Madrid, Berlin et les espaces verts : deux saules, deux ambiances  

Madrid et Berlin sont deux capitales européennes qui ont fait du XXIème siècle celui de leur reconstruction. Marquées par des décennies de conflits, elles ont basé une partie de leur régénération autour des espaces verts. Mais les ressemblances s’arrêtent là, car les deux métropoles ont opté pour des approches bien différentes en matière de nature en ville. Deux visions intimement liées à leur identité.

Et la nature fut…  

Qu’on le voit à moitié plein ou à moitié vide, le vert en ville n’a rien d’original : Stanley (Vancouver), Central (New York), Hyde (Londres, Sydney), Boulogne ou Vincennes, de la forêt urbaine au parc manucuré, la green zone est une composante obligatoire de la ville moderne, au même titre que la gentrification et le ronronnement des taxis. Alors que Madrid a son Retiro et sa Casa de Campo, et Berlin a son Tiergarten et sa Grunewald, les deux villes se classent aujourd’hui modestement au palmarès du « vert par habitant » de l’OCDE : 171 m² pour Madrid, 906 m² pour Berlin, soit dans la fourchette des grandes dames européennes. 

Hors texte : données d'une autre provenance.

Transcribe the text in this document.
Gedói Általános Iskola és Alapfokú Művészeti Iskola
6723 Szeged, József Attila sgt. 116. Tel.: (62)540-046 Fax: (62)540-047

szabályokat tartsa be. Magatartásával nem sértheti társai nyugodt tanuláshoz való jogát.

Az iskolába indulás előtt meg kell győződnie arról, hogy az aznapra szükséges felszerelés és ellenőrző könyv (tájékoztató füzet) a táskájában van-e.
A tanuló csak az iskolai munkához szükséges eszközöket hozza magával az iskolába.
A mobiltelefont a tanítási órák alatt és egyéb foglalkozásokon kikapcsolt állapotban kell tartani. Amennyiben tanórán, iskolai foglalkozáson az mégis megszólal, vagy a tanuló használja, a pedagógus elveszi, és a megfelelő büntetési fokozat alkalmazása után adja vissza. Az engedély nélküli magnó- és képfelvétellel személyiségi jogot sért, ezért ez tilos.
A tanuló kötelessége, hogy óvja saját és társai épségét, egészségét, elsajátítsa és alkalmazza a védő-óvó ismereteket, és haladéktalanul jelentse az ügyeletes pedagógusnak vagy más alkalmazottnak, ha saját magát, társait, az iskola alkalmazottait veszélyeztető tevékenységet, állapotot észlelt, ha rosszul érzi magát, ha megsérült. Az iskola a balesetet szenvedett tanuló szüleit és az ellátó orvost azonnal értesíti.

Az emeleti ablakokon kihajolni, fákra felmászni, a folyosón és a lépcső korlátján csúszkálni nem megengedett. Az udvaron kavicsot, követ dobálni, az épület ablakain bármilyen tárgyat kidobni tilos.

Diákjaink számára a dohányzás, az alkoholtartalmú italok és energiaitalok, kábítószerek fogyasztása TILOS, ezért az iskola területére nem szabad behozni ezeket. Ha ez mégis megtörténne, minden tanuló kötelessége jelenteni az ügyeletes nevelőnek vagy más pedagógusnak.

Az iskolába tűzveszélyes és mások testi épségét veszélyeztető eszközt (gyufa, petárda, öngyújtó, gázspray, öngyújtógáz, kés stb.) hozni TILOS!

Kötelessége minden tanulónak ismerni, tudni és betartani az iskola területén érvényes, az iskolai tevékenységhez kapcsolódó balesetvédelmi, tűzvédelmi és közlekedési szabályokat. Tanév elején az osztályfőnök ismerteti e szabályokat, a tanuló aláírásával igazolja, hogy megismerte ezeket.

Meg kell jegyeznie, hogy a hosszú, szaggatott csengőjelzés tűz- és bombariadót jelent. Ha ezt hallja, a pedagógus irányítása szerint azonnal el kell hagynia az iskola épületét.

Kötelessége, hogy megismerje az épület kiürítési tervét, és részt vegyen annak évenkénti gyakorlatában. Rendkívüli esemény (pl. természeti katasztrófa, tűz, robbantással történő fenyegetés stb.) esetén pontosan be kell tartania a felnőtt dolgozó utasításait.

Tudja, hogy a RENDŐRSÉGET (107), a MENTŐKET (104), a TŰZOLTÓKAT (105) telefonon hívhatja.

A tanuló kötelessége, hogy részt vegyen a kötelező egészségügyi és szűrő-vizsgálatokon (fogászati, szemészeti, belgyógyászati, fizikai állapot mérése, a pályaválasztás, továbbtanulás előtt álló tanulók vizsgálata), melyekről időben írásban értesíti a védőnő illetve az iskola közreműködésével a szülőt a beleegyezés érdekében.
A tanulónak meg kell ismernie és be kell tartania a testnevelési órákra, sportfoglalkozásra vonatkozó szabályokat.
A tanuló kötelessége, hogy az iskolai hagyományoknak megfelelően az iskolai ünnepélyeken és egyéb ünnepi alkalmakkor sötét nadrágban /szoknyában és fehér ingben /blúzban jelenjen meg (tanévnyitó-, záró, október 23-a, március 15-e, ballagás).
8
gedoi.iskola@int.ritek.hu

Mais ce vert est avant tout une question d’héritage. À Berlin comme à Madrid, les poches de verdure ont longtemps été préférées aux grands espaces : les jardins ouvriers sont vus au XIXe siècle comme une réponse à la paupérisation de la population berlinoise, constituant encore aujourd’hui un réseau de 833 micro-espaces publics. Madrid quant à elle est le mélange à la fois d’un passé médiéval ayant favorisé les placettes et l’échelle du quartier, de l’école Le Corbusier et sa séparation en usages, et de la cité linéaire d’Arturo Soria, chacun ayant laissé sa marque dans le rapport au vert. 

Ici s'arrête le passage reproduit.